CHARLIE DORE – Like Animals (Black Ink Records Catalogue BICD10)

Like AnimalsLike Animals is Charlie Dore’s tenth album and I was chuffed to bits when it dropped through the letterbox this morning, though somewhat daunted by the thought of having to write a review for such an established artist. Having had a taste of what was to come at the recent Folk Weekend Oxford remote gig I was looking forward to hearing the whole album.

Whereas her previous 2017 release, Dark Matter, looked at the world of physics, Like Animals deals with the human mind and our emotions. As always with Charlie’s songs we’re treated to the usual witty, clever and observational lyrics and wonderfully melodic voice.

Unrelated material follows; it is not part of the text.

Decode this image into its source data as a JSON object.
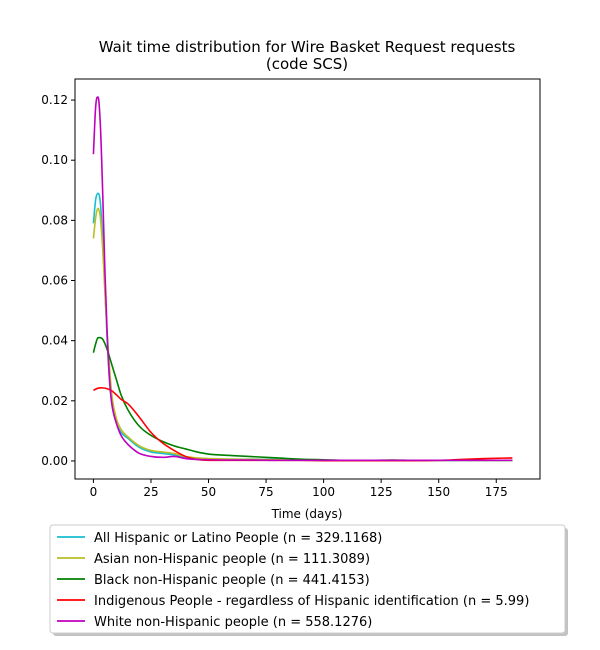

The opening track ‘Collateral’ (one of the teasers from the FWO session) might ring some bells about certain people as it deals with those who don’t care of the consequences of their actions. ‘Rivers Of Cortisal’ was inspired by a panic attack and how to control them. Listen out for the sublime trumpet playing of Quentin Collins.

‘Animal Brain’ (the second teaser from FWO), is about talking inwards to yourself, something I guess we’re all doing a lot of at the moment as we stay in self isolation. On the same theme ‘A Hundred Miles Of Nothing’ (performed with Michelle Stodart) is about having space and slowing down

Something I hope we’re not having to deal with is infidelity, as described in her own inimitable style in “Ray And Lisa, Lisa And Joe’. While we’re on the subject of deceit, ‘Terrible Lie’ is about what to tell a child in these frightening times, but then what can be more soothing than hearing Jackie Oates helping out on viola and vocals.

So, do you ‘Sleep Like A Starfish’ when you have the bed to yourself? Apparently so in the Dore household, myself, I find I still stay on my side of the bed….

Who else but Charlie Dore could write about and use a leaf blower in a song (apparently it’s in the key of Bb) – this is exactly what ‘Leaf Blowing’ does, that and the use of bird song as well. The final track ‘Ordinary Names’ is about those names that seem to have fallen out of fashion, it includes names spoken by some of Charlie’s friends and Quentin Collins features again this time on flugelhorn.

The album is beautifully put together by Charlie and her co-conspirator and great friend Julian Littman and is of course mastered by the infamous Denis (Denis And Rose) Blackman.

Other musicians not already mentioned who add their magic touch are Gareth Huw Davies on double bass and cello, Jessie May Smart on violin and Julian himself on too many instruments to mention.

This is a lovely gentle and relaxing album which will get a lot of play in our house during lockdown. I would highly recommend adding it to your collection – five stars from me.